Since our visits to the creek and the duck-weed pond late last year, I've kept a container of the water with some of the aquatic plants in it as a sort of aquarium with whatever creatures are living in it. I covered the containers and left them outside for about 2 months. Additionally, I collected a handful of dry vernal pool soil and added dechloronated water to it to see what might appear. This is our third dry year of drought in California and it makes me wonder what can survive these conditions and how. A couple nights ago, I brought these samples in and spent several hours looking at them under a microscope. Here is a video of the creatures I found in the drops of water and bottom debris on a standard size glass slide. You can see them with the naked eye and, for the record, none of the creatures I've been able to identify, including the flatworm, are parastic. I have, however, seen leeches in the creek so that's not to say there isn't anything parasitic there.
Here's a closer look:
Clam Shrimp (conchostraca)
Unidentified hairy sac The similarity in shape makes me wonder if it isn't a molt or an egg casing of the clam shrimp
Aelosoma
Cyclopoid Copepod
This is hardly visible, but it is a clear worm - unidentified
This creature, a gastrotrich, was found in the vernal pool soil that I added water to. According to Encyclopedia Britannica, gastrotrich lay "opsiblastic" eggs, which remain inactive for long periods and can survive dry and freezing conditions.
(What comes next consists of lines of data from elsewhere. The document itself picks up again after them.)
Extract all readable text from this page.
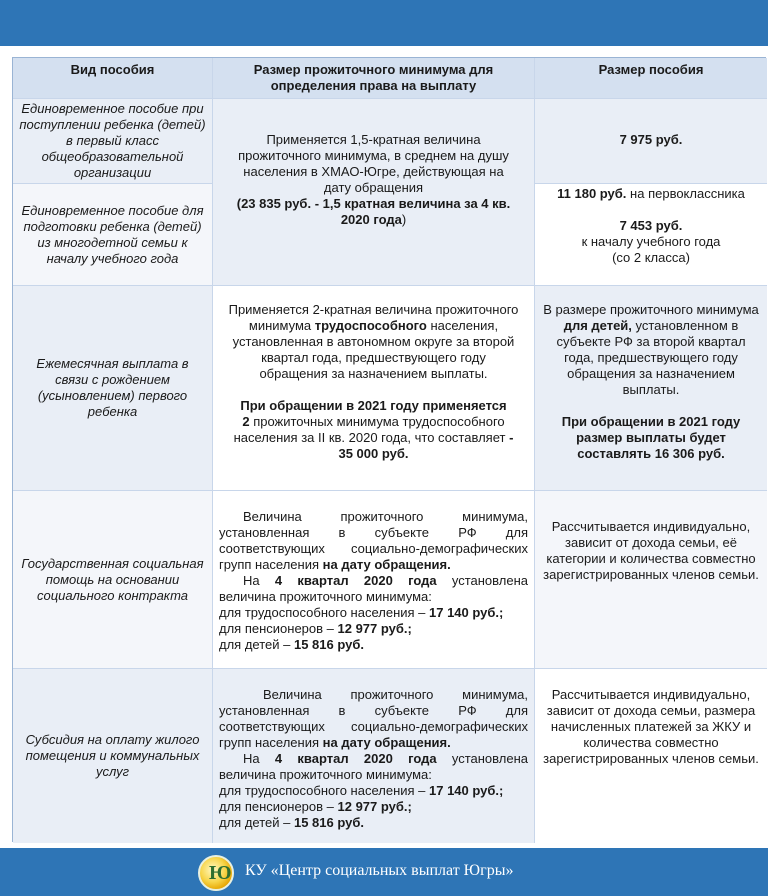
Вид пособия	Размер прожиточного минимума для определения права на выплату
Размер пособия
Единовременное пособие при поступлении ребенка (детей) в первый класс общеобразовательной организации
Единовременное пособие для подготовки ребенка (детей) из многодетной семьи к началу учебного года
Применяется 1,5-кратная величина прожиточного минимума, в среднем на душу населения в ХМАО-Югре, действующая на дату обращения
(23 835 руб. - 1,5 кратная величина за 4 кв. 2020 года)
7 975 руб.
11 180 руб. на первоклассника
7 453 руб.
к началу учебного года
(со 2 класса)
Ежемесячная выплата в связи с рождением (усыновлением) первого ребенка
Применяется 2-кратная величина прожиточного минимума трудоспособного населения, установленная в автономном округе за второй квартал года, предшествующего году обращения за назначением выплаты.
При обращении в 2021 году применяется
2 прожиточных минимума трудоспособного населения за II кв. 2020 года, что составляет - 35 000 руб.
В размере прожиточного минимума для детей, установленном в субъекте РФ за второй квартал года, предшествующего году обращения за назначением выплаты.
При обращении в 2021 году размер выплаты будет составлять 16 306 руб.
Государственная социальная помощь на основании социального контракта
Величина прожиточного минимума, установленная в субъекте РФ для соответствующих социально-демографических групп населения на дату обращения.
На 4 квартал 2020 года установлена величина прожиточного минимума:
для трудоспособного населения – 17 140 руб.;
для пенсионеров – 12 977 руб.;
для детей – 15 816 руб.
Рассчитывается индивидуально, зависит от дохода семьи, её категории и количества совместно зарегистрированных членов семьи.
Субсидия на оплату жилого помещения и коммунальных услуг
Величина прожиточного минимума, установленная в субъекте РФ для соответствующих социально-демографических групп населения на дату обращения.
На 4 квартал 2020 года установлена величина прожиточного минимума:
для трудоспособного населения – 17 140 руб.;
для пенсионеров – 12 977 руб.;
для детей – 15 816 руб.
Рассчитывается индивидуально, зависит от дохода семьи, размера начисленных платежей за ЖКУ и количества совместно зарегистрированных членов семьи.
Ю КУ «Центр социальных выплат Югры»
Certainly explains things doesn't it?
gastrotrich
Here is a video showing the movement of these creatures - some are squinchy, some are frenzied, some are seeking - all very interesting and unique. A whole world we obliviously step right through on our hikes!
A short hike up vista trail there is a spectacular 360 degree view of South Orange County.
And just beyond it lies a vernal pool, well, an empty one right now. But how interesting the patch of color in the middle of it. You can see the weeds grew only in the centermost shallow area. It has been dry for at least two years from what I can tell. But we can recall a few years back when the rains must have been generous and it teemed with life (see the video at the end).
For contrast, here's what it looked like earlier in March of this year.
I think the frogs estivate here. But I wonder if they can live for so many years without their pool to return to. I know there has been some rain, but not enough for tadpoles. I keep being hopeful that the next rain will fill it, and think of the frogs and hike up there only to find it empty still.
Well, colorful weeds were a good second best option.
I wonder why they are here now, and not before. I wonder if they will stay now that they are here, even if it fills with water.
There are bunches of tiny white snail shells along the edge.
Birds flit in an out of the shrubbery along the western edge of the dry pool, perhaps waiting like us for our vernal pool to return.